The resulting stance is deliberately conservative. Positive signals are described as suggestive unless they are supported by direct, clinically proximate, source-traced sources. Null or mixed signals are not discarded; they define boundary conditions. Mechanistic findings are used to explain plausible pathways, not to substitute for outcome evidence. Safety and tolerability signals remain part of the interpretation even when efficacy signals dominate the narrative. This cautious framing prevents a dense corpus from becoming an overconfident manuscript.
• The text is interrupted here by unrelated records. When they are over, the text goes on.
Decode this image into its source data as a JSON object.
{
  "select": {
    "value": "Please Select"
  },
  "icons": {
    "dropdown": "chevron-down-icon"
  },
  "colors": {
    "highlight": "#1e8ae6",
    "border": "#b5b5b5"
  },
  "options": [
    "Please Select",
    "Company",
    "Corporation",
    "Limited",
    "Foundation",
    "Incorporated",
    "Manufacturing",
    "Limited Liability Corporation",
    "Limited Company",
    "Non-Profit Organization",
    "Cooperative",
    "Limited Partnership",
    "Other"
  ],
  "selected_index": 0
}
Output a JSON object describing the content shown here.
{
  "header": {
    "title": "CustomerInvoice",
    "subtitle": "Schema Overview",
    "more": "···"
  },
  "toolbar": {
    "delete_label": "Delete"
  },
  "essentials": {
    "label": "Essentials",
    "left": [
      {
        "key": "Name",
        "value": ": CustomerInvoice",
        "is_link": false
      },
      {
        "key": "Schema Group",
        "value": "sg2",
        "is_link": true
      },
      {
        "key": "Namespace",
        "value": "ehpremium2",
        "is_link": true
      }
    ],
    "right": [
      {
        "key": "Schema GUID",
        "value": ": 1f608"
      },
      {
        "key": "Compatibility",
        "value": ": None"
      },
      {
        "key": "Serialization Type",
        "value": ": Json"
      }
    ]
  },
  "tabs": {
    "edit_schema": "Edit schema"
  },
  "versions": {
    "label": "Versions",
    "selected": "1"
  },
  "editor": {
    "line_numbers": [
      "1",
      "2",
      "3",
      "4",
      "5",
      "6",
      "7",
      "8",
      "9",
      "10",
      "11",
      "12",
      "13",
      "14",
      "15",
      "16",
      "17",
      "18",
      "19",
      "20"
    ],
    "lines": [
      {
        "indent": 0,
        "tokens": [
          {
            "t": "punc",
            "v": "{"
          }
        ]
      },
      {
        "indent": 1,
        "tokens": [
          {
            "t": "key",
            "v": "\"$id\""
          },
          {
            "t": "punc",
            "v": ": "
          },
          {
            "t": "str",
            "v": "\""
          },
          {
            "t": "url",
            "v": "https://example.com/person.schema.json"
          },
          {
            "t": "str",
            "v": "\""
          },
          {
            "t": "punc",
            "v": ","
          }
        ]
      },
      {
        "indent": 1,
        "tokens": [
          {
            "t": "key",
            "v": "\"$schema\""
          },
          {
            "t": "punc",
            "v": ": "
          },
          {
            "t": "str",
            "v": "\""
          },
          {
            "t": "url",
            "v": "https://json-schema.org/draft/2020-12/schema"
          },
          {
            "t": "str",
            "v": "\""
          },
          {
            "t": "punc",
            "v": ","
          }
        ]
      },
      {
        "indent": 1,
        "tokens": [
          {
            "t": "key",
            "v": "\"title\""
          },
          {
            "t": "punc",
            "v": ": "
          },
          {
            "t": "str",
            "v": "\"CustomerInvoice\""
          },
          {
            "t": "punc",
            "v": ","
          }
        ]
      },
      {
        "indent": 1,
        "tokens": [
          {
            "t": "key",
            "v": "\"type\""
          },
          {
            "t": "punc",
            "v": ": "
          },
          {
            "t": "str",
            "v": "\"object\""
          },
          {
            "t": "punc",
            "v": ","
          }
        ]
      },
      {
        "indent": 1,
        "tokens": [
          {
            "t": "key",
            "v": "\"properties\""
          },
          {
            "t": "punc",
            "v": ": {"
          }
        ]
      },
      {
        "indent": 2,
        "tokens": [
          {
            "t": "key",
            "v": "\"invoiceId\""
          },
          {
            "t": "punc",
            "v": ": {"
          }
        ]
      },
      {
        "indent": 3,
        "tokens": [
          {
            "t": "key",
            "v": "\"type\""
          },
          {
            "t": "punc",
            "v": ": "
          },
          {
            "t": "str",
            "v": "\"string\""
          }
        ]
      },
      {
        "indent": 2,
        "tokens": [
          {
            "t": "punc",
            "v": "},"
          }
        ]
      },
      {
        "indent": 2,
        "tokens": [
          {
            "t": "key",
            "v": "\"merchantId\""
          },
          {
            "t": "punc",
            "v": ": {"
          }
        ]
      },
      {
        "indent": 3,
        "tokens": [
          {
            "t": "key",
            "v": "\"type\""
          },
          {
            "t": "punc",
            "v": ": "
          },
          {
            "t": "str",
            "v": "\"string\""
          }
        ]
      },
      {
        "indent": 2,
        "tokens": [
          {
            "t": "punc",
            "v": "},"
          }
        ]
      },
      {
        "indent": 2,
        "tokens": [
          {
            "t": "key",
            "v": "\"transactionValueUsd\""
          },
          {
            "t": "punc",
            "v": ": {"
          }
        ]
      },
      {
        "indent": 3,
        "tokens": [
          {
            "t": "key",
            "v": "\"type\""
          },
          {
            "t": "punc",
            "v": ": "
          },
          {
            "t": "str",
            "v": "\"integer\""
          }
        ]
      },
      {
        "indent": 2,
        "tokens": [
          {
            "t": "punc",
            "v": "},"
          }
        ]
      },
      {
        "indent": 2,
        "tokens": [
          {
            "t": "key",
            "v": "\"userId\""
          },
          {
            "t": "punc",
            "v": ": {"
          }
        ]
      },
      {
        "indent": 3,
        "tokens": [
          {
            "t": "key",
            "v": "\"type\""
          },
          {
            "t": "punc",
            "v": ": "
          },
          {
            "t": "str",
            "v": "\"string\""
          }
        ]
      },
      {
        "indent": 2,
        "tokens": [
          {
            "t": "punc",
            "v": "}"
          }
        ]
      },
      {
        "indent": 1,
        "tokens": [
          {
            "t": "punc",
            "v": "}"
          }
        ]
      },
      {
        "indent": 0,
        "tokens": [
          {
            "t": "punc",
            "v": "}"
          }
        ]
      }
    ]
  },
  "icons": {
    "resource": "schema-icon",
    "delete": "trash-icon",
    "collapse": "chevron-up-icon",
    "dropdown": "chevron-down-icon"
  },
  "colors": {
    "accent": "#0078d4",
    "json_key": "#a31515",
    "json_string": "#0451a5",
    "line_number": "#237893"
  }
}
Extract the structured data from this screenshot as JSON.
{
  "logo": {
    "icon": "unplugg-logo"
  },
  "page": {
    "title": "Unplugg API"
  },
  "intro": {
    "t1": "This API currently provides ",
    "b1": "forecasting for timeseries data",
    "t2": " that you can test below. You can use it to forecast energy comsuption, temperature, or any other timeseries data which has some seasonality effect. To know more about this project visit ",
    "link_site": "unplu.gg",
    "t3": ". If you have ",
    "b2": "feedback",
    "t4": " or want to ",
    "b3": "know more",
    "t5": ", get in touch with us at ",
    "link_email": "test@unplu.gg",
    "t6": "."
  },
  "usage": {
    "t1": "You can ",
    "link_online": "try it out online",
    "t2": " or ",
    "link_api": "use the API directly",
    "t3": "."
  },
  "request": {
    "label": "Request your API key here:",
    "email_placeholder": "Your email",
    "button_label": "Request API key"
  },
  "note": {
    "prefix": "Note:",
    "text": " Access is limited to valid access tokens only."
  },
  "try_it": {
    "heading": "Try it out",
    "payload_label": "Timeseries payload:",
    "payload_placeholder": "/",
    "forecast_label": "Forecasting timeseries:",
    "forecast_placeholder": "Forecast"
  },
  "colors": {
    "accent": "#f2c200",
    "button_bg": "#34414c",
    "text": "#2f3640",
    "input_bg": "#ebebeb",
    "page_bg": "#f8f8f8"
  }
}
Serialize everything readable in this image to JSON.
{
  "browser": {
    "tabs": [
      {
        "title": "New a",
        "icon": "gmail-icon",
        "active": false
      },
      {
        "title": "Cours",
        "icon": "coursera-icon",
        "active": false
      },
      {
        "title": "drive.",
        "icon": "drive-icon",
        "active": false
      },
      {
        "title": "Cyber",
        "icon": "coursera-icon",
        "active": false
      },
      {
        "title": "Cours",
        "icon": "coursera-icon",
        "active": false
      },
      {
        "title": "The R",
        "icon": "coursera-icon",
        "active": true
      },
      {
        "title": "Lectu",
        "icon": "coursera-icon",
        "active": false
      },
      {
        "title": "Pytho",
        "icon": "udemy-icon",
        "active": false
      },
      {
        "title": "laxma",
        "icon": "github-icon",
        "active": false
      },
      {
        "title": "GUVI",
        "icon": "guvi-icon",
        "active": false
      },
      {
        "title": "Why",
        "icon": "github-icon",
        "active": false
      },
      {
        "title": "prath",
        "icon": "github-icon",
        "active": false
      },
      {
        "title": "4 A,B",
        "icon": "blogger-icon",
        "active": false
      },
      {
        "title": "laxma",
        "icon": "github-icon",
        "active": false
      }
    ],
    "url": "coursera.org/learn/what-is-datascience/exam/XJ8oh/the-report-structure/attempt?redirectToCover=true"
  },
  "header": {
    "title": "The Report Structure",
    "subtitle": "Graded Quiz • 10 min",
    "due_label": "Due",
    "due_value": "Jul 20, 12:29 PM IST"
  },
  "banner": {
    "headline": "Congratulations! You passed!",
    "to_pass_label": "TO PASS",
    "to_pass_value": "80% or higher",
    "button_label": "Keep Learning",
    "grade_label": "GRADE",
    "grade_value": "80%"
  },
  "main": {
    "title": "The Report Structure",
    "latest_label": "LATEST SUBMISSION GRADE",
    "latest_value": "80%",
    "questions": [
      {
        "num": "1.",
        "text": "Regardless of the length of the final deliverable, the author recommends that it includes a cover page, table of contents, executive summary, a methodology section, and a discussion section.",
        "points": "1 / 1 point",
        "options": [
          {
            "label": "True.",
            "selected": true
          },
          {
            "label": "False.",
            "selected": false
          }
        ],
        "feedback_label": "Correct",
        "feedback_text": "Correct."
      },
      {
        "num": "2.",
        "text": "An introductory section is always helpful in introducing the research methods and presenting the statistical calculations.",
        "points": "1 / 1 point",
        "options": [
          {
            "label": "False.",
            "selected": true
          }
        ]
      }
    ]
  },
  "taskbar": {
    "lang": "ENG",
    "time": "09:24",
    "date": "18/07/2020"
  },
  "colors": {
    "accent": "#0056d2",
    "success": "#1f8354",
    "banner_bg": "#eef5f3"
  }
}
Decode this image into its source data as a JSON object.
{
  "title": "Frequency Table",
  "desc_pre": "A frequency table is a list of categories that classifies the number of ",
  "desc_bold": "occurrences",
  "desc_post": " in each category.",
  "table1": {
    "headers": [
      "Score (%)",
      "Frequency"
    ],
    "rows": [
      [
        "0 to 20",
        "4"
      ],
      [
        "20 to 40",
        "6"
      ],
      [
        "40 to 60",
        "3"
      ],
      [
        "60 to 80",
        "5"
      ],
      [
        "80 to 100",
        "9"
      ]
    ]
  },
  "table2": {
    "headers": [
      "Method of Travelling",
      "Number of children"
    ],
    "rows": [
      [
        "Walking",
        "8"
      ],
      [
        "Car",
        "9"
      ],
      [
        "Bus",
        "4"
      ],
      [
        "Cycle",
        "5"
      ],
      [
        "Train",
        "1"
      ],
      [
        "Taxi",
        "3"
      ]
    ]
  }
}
This section also constrains how readers should use the paper. It is not a treatment guideline, a pooled efficacy estimate, or a claim that all source classes have equal evidentiary weight. It is a structured map of what the current corpus can and cannot justify. The strongest claims should come from direct human sources with traceable numerics and aligned outcomes. Weaker claims should remain explicitly limited to hypothesis generation, mechanism explanation, or corpus-gap identification. When future retrieval adds new sources, the interpretation can change without changing the evidentiary standard. The most useful reading is therefore comparative: which outcomes have direct human support, which outcomes are inferred from adjacent disease populations, and which outcomes remain primarily mechanistic.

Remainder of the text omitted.